Le vieux batailleur et le socialisme en Colombie-Britannique
Soumis par Ben Isitt, le
À son retour à San Francisco, après qu’il ait été expulsé du Parti socialiste travailliste des États-Unis en Californie, M. Kingsley travailla un certain temps comme bibliothécaire. Il avait présenté sa candidature au Congrès en 1896 et en 1898, mais fut chassé du parti en 1900, lors d’une dispute entre les factions. M. Kingsley tenta alors sa chance dans l’état du Washington, où il fonda, en 1901, l’éphémère Revolutionary League (Ligue révolutionnaire) de Seattle. Mais M. Kingsley était bien connu au Canada. Il se rendit, sur invitation, à Nanaimo en février 1902 pour une tournée de conférences éducatives de deux mois. À l’époque, les lois canadiennes sur l’immigration permettaient rarement aux personnes ayant des handicaps d’immigrer au Canada. Cependant, l’expertise que M. Kingsley avait développée à San Francisco dans la structure de la pensée socialiste fit de lui un atout important en tant qu’éducateur, organisateur et orateur pour le mouvement émergent du socialisme radical en Colombie-Britannique.
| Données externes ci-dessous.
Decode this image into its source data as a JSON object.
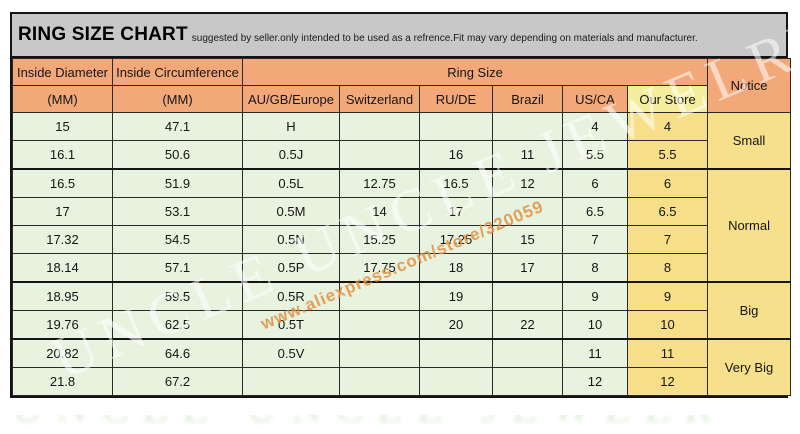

Les politiques de M. Kingsley ont bien peu changé au cours des années subséquentes. Il continua, avec acharnement, de chercher une solution politique à la problématique socialiste. À l’époque à laquelle il fut invité à venir au Canada, au lieu de concentrer leurs énergies sur l’amélioration de la qualité de vie de la classe ouvrière, les penseurs socialistes de différentes factions commençaient à élargir leurs horizons et à explorer la possibilité de devenir une force politique calculée avec comme objectif le contrôle de l’État. L’arrivée de M. Kingsley coïncida aussi avec la montée en popularité du désir d’unification politique en Colombie-Britannique, ou moment où il contribua à la réunification, en 1903, du Parti socialiste de la Colombie-Britannique et du Parti socialiste révolutionnaire de la Colombie-Britannique, ce-dernier s’étant séparé du premier auparavant. Travaillant de concert avec Richard P. Pettipiece, un journaliste socialiste du quotidien le Western Clarion, M. Kingsley devint éditeur en chef de ce journal et en fit une voix puissante pour l’avancement du socialisme politique.
Bien que M. Kingsley contrôlait le message intellectuel du parti socialiste du Canada, publiquement, des élus populaires sur l’île de Vancouver et parmi les communautés minières des montagnes du Kootenay de la région Intérieure de la province, tels que James H. Hawthornthwaite et d’autres politiciens qui s’affichaient comme socialistes, étaient à la tête du parti. Dans ces régions, M. Kingsley était perçu comme un organisateur et orateur qui cherchait à augmenter l’appui public de la cause du parti socialiste du Canada.
En 1907, lorsque Ernie Burns, dont la membriété au parti socialiste du Canada avait était suspendue, a quitté le parti pour créer le Parti socialiste démocratique de la Colombie-Britannique, un nouveau conflit se déclara entre les factions des impossibilistes et des gradualistes. Le dogmatisme d’Eugene Kingsley fut identifié comme la cause principale de cette rupture. Les problèmes délaissés lorsque M. Kingsley négocia l’unification des deux factions en 1903 ressurgirent, laissant la gauche, en Colombie-Britannique, aussi divisée qu’elle l’avait été dans le passé.
Malgré la discorde, M. Kingsley continua sa tournée, avec acharnement, en 1908, voyageant à Winnipeg, puis à Toronto, pour donner des discours, faire campagne et organiser le mouvement. Bill Pritchard, socialiste notoire de la Colombie-Britannique, considéra M. Kingsley comme « le père », ou même « le vieux batailleur » du mouvement. M. Kingsley était un militant ardent et chevronné. Mais le caractère obstinément immuable de son idéologie s’est avéré aussi avantageux que problématique.